Und irgendwann einmal schaut man wieder hin. Ob man will oder nicht.

Gross im "Blick" das Foto eines toten Palästinenserkindes. Das kleine Gesicht des wohl kaum vierjährigen Menschleins so friedlich, als würde es Träumen. Auf den Lippen etwas Blut, als wäre es Konfitüre. Der Körper vom Schutt verborgen, als läge er unter einer Decke. Schlaf mein Kindlein, Schlaf. Träum Deinen Traum. Ich träume mit Dir.

Sauberer Krieg. Verteidigungskrieg. Dreckskrieg.

Weitere Infos:
www.palaestina.ch
http://friedensbewegung.zionismus.info/content.htm

 

Tags (Stichworte): GewaltIsraelJournalismusKriegMedienNahostkonfliktPalästina

Kommentare

  1. Von Stettler am Sonntag, 11.01.2009 DAs sehe ich wie Sie. Wer leidet unter den Kriegen, den Machtansprüchen der Mächtigen oder der, die es sein möchten? Immer Frauen und Kinder. Und natürlich auch die Männer. Auf jeden Fall aber jene, die auch ohne die Ränkespiele der Politiker, Fürsten und Ideologen friedlich und in Ruhe leben könnten.
    Israel hat meiner Meinung nach den Bogen längst überspannt. Von mir aus gesehen gehört Israel zu den Staaten, die mit Ihrem Verhalten am meisten dazu beitragen, dass der weltweite Terrorismus nicht aufhört.
    Ich finde, die UNO sollte das Land längst unter die Kontrolle von Blauhelmen stellen - und als erstes gleich mal die illegalen und radikalen Siedler aus ihren Häusern und Dörfern vertreiben. Mal sehen, was Israel dazu sagen würde.
  2. Von AmeiPoensgen am Sonntag, 11.01.2009 Bilder, die uns begreiflich machen, was dort eigentlich geschieht: Unter http://www.boston.com/bigpicture/2008/12/israel_and_gaza.html hat die amerikanische Zeitung Boston Globe Bilder zusammengestellt von beiden Seiten, den Opfern / Soldaten / Kämpfern hüben wie drüben. Die Stunde, in der ich mir in der letzten Woche gemeinsam mit dem 16jährigen Sohn diese Bilder angeschaut habe werden wir beide sicher nicht so bald vergessen.
    Und dann haben wir uns per google earth diesen Gazastreifen noch einmal ganz bewusst angeschaut. Man liest, es sei eine ganz dicht besiedelte Gegend. Aber per google earth das wirklich zu sehen und sich vorzustellen wie es sein muss, wenn von jenseits der Grenze mit Artillerie geschossen wird...
  3. Von AmeiPoensgen am Dienstag, 13.01.2009 Eine Ergänzung:
    Und noch ein anderes Bild vermittelt der Blog des Journalisten André Marty (http://www.andremarty.com), der im SF und DRS über den Krieg berichtet und schon länger in Israel lebt. Die Geschichten, Eindrücke und Erfahrungen, die in 1 Minute und 40 Sekunden im Fernsehen nicht erzählt werden.....

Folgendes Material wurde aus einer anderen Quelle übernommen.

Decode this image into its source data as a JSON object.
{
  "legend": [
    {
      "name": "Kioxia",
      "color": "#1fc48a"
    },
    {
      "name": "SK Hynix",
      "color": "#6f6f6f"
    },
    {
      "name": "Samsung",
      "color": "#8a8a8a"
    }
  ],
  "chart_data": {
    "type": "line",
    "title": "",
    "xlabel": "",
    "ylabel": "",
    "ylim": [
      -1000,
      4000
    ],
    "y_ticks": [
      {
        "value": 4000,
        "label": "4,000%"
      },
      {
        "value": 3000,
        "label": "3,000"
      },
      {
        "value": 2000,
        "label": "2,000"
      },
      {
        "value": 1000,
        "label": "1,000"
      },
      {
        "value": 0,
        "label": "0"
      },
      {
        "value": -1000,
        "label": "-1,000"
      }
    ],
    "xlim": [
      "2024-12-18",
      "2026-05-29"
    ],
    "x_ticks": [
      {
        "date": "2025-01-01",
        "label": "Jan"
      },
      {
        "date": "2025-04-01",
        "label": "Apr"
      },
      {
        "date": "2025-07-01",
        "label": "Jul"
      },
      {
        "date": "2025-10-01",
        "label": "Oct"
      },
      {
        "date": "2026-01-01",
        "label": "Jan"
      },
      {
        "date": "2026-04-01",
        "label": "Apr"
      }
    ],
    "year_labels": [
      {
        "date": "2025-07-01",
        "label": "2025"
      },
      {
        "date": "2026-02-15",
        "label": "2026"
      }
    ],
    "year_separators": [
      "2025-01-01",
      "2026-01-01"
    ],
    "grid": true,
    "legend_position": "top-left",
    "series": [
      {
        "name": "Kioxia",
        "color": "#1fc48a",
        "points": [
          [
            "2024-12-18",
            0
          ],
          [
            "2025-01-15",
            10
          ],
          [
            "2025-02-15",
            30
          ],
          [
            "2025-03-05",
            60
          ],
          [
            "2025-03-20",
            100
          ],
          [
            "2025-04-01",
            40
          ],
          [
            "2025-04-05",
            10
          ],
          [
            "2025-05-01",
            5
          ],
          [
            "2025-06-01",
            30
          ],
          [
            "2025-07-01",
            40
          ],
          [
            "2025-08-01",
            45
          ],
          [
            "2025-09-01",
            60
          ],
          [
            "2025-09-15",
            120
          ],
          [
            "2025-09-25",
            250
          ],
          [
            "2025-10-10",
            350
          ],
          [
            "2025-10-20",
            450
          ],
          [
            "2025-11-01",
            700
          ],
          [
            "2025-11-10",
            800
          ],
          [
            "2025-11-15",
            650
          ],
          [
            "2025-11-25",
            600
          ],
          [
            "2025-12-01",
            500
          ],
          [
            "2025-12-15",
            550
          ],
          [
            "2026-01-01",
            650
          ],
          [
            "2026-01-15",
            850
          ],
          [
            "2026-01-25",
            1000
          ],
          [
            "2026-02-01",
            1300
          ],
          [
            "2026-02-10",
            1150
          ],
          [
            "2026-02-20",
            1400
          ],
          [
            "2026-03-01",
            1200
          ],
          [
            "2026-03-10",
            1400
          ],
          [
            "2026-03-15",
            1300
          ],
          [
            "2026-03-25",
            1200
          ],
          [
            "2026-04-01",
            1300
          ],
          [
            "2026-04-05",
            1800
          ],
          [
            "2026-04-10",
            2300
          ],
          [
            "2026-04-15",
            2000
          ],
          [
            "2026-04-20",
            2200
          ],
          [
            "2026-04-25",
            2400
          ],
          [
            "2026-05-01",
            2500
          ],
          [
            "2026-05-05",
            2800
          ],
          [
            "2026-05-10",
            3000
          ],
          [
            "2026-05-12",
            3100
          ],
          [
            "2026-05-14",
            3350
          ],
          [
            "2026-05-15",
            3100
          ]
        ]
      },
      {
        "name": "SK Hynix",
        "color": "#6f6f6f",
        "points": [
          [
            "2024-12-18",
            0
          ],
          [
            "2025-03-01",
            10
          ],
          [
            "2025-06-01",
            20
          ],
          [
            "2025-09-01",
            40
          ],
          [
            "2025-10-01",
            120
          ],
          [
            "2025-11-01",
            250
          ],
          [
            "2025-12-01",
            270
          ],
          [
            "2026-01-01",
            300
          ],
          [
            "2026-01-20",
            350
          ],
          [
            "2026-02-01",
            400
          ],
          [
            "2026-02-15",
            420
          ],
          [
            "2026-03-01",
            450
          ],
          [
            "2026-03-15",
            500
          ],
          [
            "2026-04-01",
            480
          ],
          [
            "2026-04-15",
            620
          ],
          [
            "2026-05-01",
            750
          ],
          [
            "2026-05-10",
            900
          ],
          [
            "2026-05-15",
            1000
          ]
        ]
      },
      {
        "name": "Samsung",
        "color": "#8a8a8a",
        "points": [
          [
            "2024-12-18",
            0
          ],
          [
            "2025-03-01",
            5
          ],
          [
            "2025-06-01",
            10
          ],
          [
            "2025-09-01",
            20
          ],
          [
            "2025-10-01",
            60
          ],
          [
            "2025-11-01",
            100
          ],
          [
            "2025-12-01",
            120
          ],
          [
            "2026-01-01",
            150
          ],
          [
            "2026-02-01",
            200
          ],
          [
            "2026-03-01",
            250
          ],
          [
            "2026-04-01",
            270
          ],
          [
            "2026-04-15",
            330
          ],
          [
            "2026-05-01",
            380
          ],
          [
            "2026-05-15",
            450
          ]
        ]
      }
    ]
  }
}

    "Brücken bauen ** Verständnis schaffen ** Informieren ** Finger drauf halten

    Der Blog soll hinter die Headlines schauen, über Alltägliches und wenig Spektakuläres berichten und einordnen. Der Blog versucht, Diskussionen anzuregen über den Nahost-Konflikt, Diskussionen, nicht ideologisch motiviertes "sich-bekriegen". Der Blog soll das Medien-Schaffen über und im Nahen Osten beleuchten, uns Journalisten auf die Finger schauen. "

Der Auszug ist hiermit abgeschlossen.